By Rhiannon Shine.
A West Australian nurse working in a remote area has resigned from her position after becoming increasingly concerned for her personal safety following the killing of SA nurse Gayle Woodford.
Kristina Midolo took up a position as a single-post remote area nurse in an Aboriginal community in WA’s Goldfields region earlier this year.
She resigned this week after an incident on Saturday that she said left her feeling vulnerable and frightened.
“I was in a situation in the clinic where I had a child that I was tending to, and family members were constantly going in and out of the back door,” she said.
“I did have two other registered nurses in the building however they did not remain in the clinical area with me.
“This resulted in about 20 to 30 people in the clinical area with me alone at one stage.
“I was very vulnerable.”
Ms Midolo said she would often be called out after hours to attend jobs on her own.

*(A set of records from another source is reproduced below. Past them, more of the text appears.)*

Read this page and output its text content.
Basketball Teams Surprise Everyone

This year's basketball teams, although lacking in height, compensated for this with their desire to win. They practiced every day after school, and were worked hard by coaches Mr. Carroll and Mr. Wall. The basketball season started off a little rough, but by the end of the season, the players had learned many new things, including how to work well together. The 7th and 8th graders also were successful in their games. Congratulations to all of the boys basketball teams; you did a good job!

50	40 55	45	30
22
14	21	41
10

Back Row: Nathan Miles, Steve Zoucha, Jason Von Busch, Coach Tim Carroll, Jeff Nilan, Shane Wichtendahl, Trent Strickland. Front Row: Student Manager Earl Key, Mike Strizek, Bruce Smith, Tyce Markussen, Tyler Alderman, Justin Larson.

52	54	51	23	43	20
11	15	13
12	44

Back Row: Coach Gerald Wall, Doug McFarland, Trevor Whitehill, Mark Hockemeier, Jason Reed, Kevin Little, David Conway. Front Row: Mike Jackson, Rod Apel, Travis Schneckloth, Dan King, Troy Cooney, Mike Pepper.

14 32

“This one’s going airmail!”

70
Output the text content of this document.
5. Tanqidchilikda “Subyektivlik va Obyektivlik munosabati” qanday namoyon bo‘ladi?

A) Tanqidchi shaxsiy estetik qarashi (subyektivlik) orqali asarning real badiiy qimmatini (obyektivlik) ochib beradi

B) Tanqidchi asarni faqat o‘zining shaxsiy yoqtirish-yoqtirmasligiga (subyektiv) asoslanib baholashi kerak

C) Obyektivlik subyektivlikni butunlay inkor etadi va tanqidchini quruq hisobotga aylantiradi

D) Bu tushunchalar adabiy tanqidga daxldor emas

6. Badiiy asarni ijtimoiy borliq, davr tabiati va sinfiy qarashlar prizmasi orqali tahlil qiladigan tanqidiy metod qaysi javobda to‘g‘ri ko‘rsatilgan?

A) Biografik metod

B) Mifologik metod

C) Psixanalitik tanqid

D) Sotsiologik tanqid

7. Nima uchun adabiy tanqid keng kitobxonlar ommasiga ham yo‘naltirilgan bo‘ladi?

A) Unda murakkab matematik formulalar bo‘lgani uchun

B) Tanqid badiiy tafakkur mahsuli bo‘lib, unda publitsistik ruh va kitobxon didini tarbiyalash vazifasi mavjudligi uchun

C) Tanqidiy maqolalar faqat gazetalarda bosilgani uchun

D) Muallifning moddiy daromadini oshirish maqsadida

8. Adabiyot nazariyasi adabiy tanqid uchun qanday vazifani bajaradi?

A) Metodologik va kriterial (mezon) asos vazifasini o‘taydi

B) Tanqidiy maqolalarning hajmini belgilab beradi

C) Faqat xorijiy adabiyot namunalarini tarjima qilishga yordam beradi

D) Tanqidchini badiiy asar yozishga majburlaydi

“You would go home in the evening and there would be constant callouts,” she said.
“In my first two weeks in the position I did 97-plus hours. I was on call 24 hours a day, seven days a week.”
Ms Midolo said she strongly supported calls for staff to be prevented from being called out to after-hours jobs alone and to abolish single-nurse posts.
A campaign to reform these conditions for Remote Area Nursing (RAN) jobs has continued to build after Mrs Woodford’s body was found in a shallow grave near Fregon in South Australia’s far north on Saturday.